The supervised machine learning method used in this study aimed to reduce a large set of determinants into a smaller set representing only key features of the data. Notably, the model retained almost 90% of input determinants. Indeed, research has indicated the complexity of factors that contribute to health outcomes with the County Health Rankings model adding seven new determinants to its original model in 2014 (8, 40). Results of this study confirm that overall cognition is impacted by multiple groups of determinants acting simultaneously, therefore, unimodal interventions may not be the most effective method for addressing cognitive health in middle aged to older adults. This conclusion emphasizes the need to consider urgent population level action such as the “Health in All Policies” (HiAP) approach in Canada, where health is considered by all policy makers, including those not directly involved in healthcare such as education, housing and food security (41).
Of note, the relative magnitude of effect sizes was greatest for demographic and socioeconomic factors and lifestyle and behavioral factors. Literature has confirmed the strong influence of education, diet, and social isolation independently on cognitive function (42–44). However, few studies have included the wide range of determinants addressed in the current study. Findings of this study confirm the strong collective influence of socioeconomic and lifestyle determinants on cognitive function. Adding to the existing literature, results of this study reveal the high contribution of race, immigration, satisfaction with life and community belonginess to cognitive function in middle-aged and older adults. Future studies addressing dementia prevention should consider such factors as strong determinants rather than nuisance confounders in cognitive function associations.
According to the 2017 Lancet Commission Report, about 40% of worldwide dementia could be prevented or delayed by addressing nine modifiable risk factors: less education, hypertension, hearing impairment, smoking, obesity, depression, physical inactivity, diabetes, and low social contact (45). In the updated 2020 Report, three more risk factors were included: excessive alcohol consumption, traumatic brain injury, and air pollution (46, 47). As data analytics expand our computational abilities, new risk factors for dementia are emerging rapidly and the list of modifiable risk factors is expected to grow. Considering the limited resources allocated toward prevention policy, our study takes an important step by identifying those key determinants, which when adequately addressed through effective interventions, are more likely to contribute significantly to improving cognitive health at the population level.
The Finnish Geriatric Intervention Study to Prevent Cognitive Impairment and Disability (FINGER) trial, completed more than a decade ago, was one of the first multidomain lifestyle interventions to establish a beneficial effect on cognitive outcomes in at-risk elderly individuals regardless of demographic and socioeconomic characteristics (48). It is important to note that the success of this trial may be attributed to the at-risk, elderly population targeted for the intervention. Subsequent studies that do not include at-risk populations have failed to replicate the success of the FINGER trial (49–51). Taken together, the application of these findings have been summarized in the widely recognized publication ‘Sick individuals and sick populations' by Geoffrey Rose (52). Indeed, addressing modifiable risk factors in at-risk individuals will reveal beneficial effects for reducing risk of dementia in a small proportion of individuals. However, an early population-based approach of addressing socioeconomic and lifestyle factors in the healthy population, may have a greater impact on improving cognitive health and preventing the onset of dementia in the entire population.

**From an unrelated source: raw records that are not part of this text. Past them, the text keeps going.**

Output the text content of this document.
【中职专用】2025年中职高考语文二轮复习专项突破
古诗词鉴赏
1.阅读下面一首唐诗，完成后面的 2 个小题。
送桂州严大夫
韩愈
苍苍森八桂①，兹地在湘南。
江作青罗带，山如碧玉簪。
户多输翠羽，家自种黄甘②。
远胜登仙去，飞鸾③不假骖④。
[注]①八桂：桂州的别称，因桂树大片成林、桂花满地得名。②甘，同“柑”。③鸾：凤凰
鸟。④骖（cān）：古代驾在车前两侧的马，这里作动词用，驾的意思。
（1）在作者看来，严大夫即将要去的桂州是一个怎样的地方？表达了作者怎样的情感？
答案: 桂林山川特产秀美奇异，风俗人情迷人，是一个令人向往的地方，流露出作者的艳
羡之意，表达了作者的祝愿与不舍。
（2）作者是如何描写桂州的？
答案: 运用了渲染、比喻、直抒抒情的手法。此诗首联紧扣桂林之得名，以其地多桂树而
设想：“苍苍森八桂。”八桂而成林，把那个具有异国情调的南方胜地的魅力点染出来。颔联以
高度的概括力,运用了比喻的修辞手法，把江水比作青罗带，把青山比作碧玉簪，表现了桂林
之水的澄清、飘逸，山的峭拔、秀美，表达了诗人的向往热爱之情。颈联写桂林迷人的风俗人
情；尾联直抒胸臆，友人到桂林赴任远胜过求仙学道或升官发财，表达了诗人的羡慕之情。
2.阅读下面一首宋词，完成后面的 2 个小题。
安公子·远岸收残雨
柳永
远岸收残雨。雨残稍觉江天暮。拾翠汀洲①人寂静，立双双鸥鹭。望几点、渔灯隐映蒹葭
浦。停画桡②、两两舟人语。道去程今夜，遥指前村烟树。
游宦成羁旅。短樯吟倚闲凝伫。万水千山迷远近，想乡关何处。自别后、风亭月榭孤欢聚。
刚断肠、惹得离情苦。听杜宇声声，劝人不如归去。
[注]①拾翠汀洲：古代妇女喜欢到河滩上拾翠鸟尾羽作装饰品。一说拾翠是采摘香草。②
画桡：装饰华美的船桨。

In accord with our research findings, key studies have confirmed that socioeconomic factors were similar in importance for reducing premature mortality compared to twenty five other major modifiable risk factors (53). Additionally, studies on both high-income and low- and middle-income countries have demonstrated a greater distribution of disease in groups with lower socioeconomic status (54, 55). Nevertheless, socioeconomic status is constantly referred to as a non modifiable risk factor in disease prevention strategies (53). Findings from our study emphasize that socioeconomic status should be a key component of future interventions for maintaining cognitive health. Although socioeconomic factors such as income may not be immediately altered, health authorities can directly address this issue through targeted policies and interventions aimed at reducing income related inequalities and the impact on cognitive health.
An important caveat in the findings was the lack of association between education and cognitive function in bivariate analysis, followed by the negative association between income and cognitive function in the model analysis. Suggested reasons for the results are speculative but may be attributed to the shared causal pathway between education and income (56). The current study shows a positive association between higher education and cognitive function as seen in other studies (57). Although this should not negate the impact of income, there may be some interactive effects between measures of socioeconomic status not tested in the current model that are not purely correlative. Another reason could be the high levels cognitive function of the sample, suggesting a possible ceiling effect of income after controlling for other socioeconomic factors (58). Although the disentanglement of socioeconomic status indicators was beyond the scope of this study, future studies should consider the findings observed here and investigate in future studies.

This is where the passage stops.